In this study, we found that presence of two diseases was associated with an increased risk of postoperative periprosthetic fractures. Peptic ulcer disease increased the risk of periprosthetic fracture by 87% and COPD increased the risk by 62%. This increased risk is significant both statistically and clinically. One key finding to be kept in mind is the robustness of these estimates. For both conditions, the estimates were attenuated only slightly from the univariate models to multivariable-adjusted regression models (adjusted for 16 variables simultaneously). Both conditions were also common in our patient cohort undergoing primary TKA (10% and 13% patients). These findings are important and novel and deserve further discussion.
The observation of association of peptic ulcer disease and periprosthetic fractures leads to additional interesting hypotheses that need to be tested in future studies. Is this association due to peptic ulcer disease? Or is it treatment-related (proton-pump inhibitors versus other therapies)? Emerging evidence in cohorts of postmenopausal women suggests a consistently increased risk of fragility fractures in patients using proton-pump inhibitors (24
), while it is unclear whether histamine-2 receptor blockers are associated with higher or lower fracture risk (24
). It remains to be seen whether these observations made for postmenopausal fragility fractures are true for patients undergoing TKA. These hypotheses need to be tested in TKA patients with periprosthetic fractures in future studies.
The association of COPD with periprosthetic fracture risk is not surprising considering that corticosteroids (inhaled, oral and parenteral) are used not uncommonly in patients with COPD. Some evidence exists in the non-arthroplasty literature regarding similar risks. COPD duration and severity and the use of inhaled corticosteroids were associated with increased risk of vertebral fractures (27
). The lack of availability of medication data in total joint registry limited us from performing additional analyses to investigate whether use of corticosteroids was the underlying reason for the association of COPD with periprosthetic fractures. Studies to examine these hypotheses in a different dataset that provides data on medication use in TKA cohorts are underway to determine the exact nature of this association.
How do these findings help surgeons and patients? Our study examined several diseases as potential predictors of periprosthetic fractures and found that only two comorbidities were associated independently with the risk. The knowledge gained from our study can be incorporated in patient-surgeon discussions regarding this increased risk in patients with peptic ulcer disease or COPD. These findings should also stimulate research into why these associations exist and further research into mechanisms of these associations.
These findings must be interpreted considering study limitations. Misclassification bias for comorbidity is possible, since we used electronically captured diagnoses.
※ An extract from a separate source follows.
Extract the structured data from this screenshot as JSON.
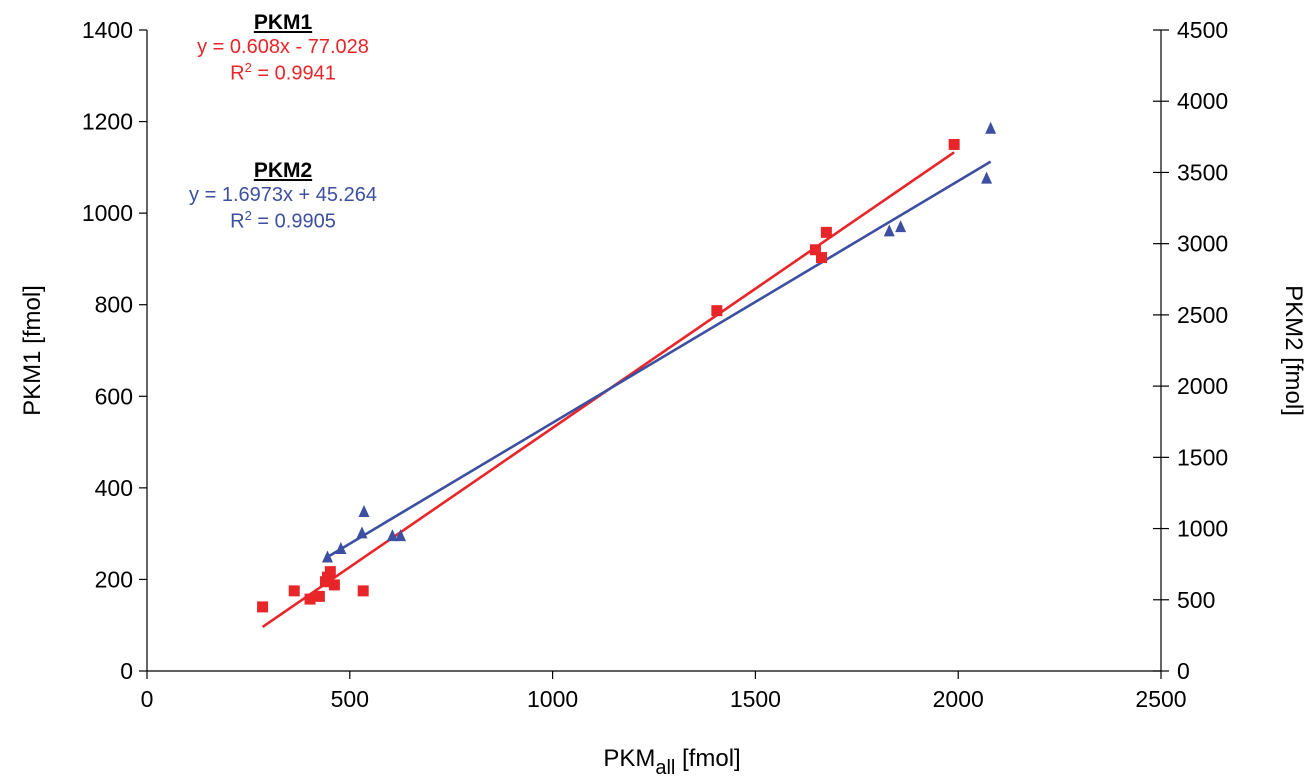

This may have biased some estimates towards the null, meaning that we may have missed some significant associations. Thus, our estimates are likely conservative. We may have missed periprosthetic fractures in some patients due to loss to follow-up, despite intensive efforts by dedicated total joint registry staff, and thus the cumulative incidence estimates may be conservative. However, as described earlier, dedicated registry staff makes every attempt to follow each patient prospectively for these outcomes. Another limitation is the inability to control for osteoporosis, an important confounder of association of other comorbidities and fracture risk. The study was not designed to examine operation-technique related factors and postoperative physical activity, covariates that may impact the observed associations. Studies are needed to address if after adjustment for these and other factors, the associations noted in our study hold true. Both loss to follow-up (underreporting of fractures in some patients not reachable through clinic, mail and phone contact) and misclassification of comorbidity and fractures due to capture from medical records (rather than a re-review and validation) likely biased our estimates towards null, making these estimates conservative, where the real associations may be even more impressive. However, there is a rigorous protocol to follow all post-arthroplasty patients for complications, the diagnosis of periprosthetic fractures were based on medical records including the operating room report, an orthopedic surgeon’s clinical note and/or review of outside records or radiographic films in all cases, and Deyo-Charlson comorbidities have been systematically captured in Mayo databases since 1994, a key reason for choosing this time-period for study. These procedures minimize these biases. Selection bias is unlikely to have impacted these results, since the sample consisted of every patient who underwent TKA and provided permission for use of their medical records (>98% of all patients seen at Mayo Clinic provide permission for use of data for research).
Our study has several strengths including use of prospectively collected data from the total joint registry and a large sample size allowing for meaningful analyses. Another strength is the use of multivariable adjusted analyses, that control for multiple important demographic, clinical and implant factors. Our estimates were robust, and showed minor attenuation when adjusted for several variables in multivariable analyses.
In summary, the presence of peptic ulcer disease and chronic obstructive pulmonary disease were associated with higher risk of postoperative periprosthetic fractures after primary TKA. The increase in risk was both statistically and clinically significant indicating by almost doubling of the risk. Surgeons should consider discussing this risk with patients prior to the surgery, considering that both conditions are common in patients undergoing TKA. Future studies should examine whether these associations are related to the disease (peptic ulcer disease or chronic pulmonary disease) or the treatments used for these conditions (proton-pump inhibitors, H2-blockers, corticosteroids etc.).